Compte tenu du ton, Ender devina qu’il leur avait également indiqué qu’il était un dangereux agent de l’agnosticisme.
— Jusqu’à ce que Dieu me foudroie ? demanda-t-il.
Bosquinha sourit.
— Dieu donne l’exemple de la tolérance chrétienne et nous tenons à ce que tous les habitants de la ville Le suivent.
— Savent-ils qui m’a appelé ?
— Celui qui vous a appelé s’est montré… discret.
— Vous êtes gouverneur, outre vos fonctions de maire. Vous disposez de privilèges, sur le plan de l’information.
— Je sais que le premier appel a été annulé, mais trop tard. Je sais également que deux autres personnes ont demandé un Porte-Parole ces dernières années. Mais vous devez comprendre que, dans leur majorité, dans les domaines de la doctrine et du réconfort, les gens se satisfont des prêtres.
— Ils seront contents d’apprendre que je ne pratique ni la doctrine ni le réconfort.

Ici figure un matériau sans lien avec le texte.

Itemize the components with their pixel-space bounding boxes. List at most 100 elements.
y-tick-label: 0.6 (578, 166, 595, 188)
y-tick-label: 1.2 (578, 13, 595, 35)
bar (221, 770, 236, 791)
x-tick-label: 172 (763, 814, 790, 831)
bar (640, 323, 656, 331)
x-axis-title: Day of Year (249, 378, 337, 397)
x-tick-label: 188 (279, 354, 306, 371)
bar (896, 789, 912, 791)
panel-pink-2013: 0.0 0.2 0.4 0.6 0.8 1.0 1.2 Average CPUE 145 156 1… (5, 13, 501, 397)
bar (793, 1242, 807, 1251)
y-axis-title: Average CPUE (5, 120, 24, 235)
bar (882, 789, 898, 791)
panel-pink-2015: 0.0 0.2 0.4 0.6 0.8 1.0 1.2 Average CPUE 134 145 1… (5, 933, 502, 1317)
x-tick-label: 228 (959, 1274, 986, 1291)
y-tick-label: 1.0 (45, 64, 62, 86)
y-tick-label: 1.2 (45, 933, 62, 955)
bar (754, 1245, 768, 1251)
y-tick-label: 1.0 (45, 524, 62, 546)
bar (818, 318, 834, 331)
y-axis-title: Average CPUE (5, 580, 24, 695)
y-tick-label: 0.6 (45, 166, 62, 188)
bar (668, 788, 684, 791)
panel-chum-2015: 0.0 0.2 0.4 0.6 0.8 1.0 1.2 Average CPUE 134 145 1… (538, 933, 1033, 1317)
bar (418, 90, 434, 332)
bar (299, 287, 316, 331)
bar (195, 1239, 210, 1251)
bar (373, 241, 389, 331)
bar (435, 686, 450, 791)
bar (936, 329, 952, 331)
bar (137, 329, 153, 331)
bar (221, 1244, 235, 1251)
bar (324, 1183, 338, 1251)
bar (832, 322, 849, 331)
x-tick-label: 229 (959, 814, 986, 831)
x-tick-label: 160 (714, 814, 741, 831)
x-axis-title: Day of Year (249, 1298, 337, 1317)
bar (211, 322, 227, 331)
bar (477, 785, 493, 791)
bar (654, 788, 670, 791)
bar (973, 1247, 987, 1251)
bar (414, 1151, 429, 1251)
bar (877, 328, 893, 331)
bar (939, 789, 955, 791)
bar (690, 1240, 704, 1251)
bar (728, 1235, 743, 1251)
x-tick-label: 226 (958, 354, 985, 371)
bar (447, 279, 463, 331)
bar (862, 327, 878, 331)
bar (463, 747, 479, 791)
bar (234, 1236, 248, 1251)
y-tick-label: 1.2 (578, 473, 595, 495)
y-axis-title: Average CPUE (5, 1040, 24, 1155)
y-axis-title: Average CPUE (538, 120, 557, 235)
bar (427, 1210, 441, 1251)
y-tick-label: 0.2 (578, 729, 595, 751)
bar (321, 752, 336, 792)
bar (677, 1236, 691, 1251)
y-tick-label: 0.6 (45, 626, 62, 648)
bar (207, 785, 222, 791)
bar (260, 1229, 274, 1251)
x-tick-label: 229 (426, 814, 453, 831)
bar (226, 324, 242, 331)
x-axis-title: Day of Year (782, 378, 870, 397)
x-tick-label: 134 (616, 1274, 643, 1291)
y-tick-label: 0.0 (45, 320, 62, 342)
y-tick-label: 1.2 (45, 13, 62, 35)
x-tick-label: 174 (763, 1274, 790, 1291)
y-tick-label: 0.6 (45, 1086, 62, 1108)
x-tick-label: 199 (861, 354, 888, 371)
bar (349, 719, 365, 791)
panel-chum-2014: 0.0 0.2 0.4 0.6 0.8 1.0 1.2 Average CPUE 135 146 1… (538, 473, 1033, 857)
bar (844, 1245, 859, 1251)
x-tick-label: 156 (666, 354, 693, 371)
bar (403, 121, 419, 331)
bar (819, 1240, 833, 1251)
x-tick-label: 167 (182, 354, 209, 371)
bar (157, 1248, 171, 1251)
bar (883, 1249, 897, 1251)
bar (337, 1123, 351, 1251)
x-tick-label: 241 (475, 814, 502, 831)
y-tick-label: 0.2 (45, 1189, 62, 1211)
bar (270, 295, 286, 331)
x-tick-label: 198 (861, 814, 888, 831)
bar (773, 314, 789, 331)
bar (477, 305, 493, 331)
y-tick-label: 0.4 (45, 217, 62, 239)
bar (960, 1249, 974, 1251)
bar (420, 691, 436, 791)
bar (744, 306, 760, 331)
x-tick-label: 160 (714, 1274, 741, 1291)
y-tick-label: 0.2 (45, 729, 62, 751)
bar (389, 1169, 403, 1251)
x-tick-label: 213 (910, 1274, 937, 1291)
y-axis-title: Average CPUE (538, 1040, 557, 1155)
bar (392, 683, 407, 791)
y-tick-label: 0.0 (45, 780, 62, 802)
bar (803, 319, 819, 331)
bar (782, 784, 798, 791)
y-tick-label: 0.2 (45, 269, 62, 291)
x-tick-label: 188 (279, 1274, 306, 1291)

— Le don généreux de votre cargaison de skrika vous rendra très populaire dans les bars, et vous pouvez être sûr que de nombreuses femmes coquettes porteront les peaux dans les mois à venir. L’automne arrive.
— En fait, j’ai acquis les skrika avec le vaisseau… Ils ne me servaient à rien et je ne recherche aucune manifestation particulière de reconnaissance. (Il regarda l’herbe drue, comparable à de la fourrure, qui l’entourait.) Cette herbe est-elle indigène ?
— Et inutilisable. On ne peut même pas en faire du chaume – lorsqu’on la coupe, elle s’effrite puis tombe en poussière dès qu’il pleut. Mais là, dans les champs, la culture la plus répandue est une race spéciale d’amarante mise au point par notre xénobiologiste. On ne pouvait guère compter sur le riz et le blé, ici, mais l’amarante est si résistante que nous devons utiliser de l’herbicide, autour des champs, pour l’empêcher de se répandre.
— Pourquoi ?
— Cette planète est en quarantaine, Porte-Parole. L’amarante est si bien adaptée à l’environnement qu’elle étoufferait rapidement l’herbe indigène. L’idée n’est pas de terraformer Lusitania. L’idée est de produire un impact aussi réduit que possible sur la planète.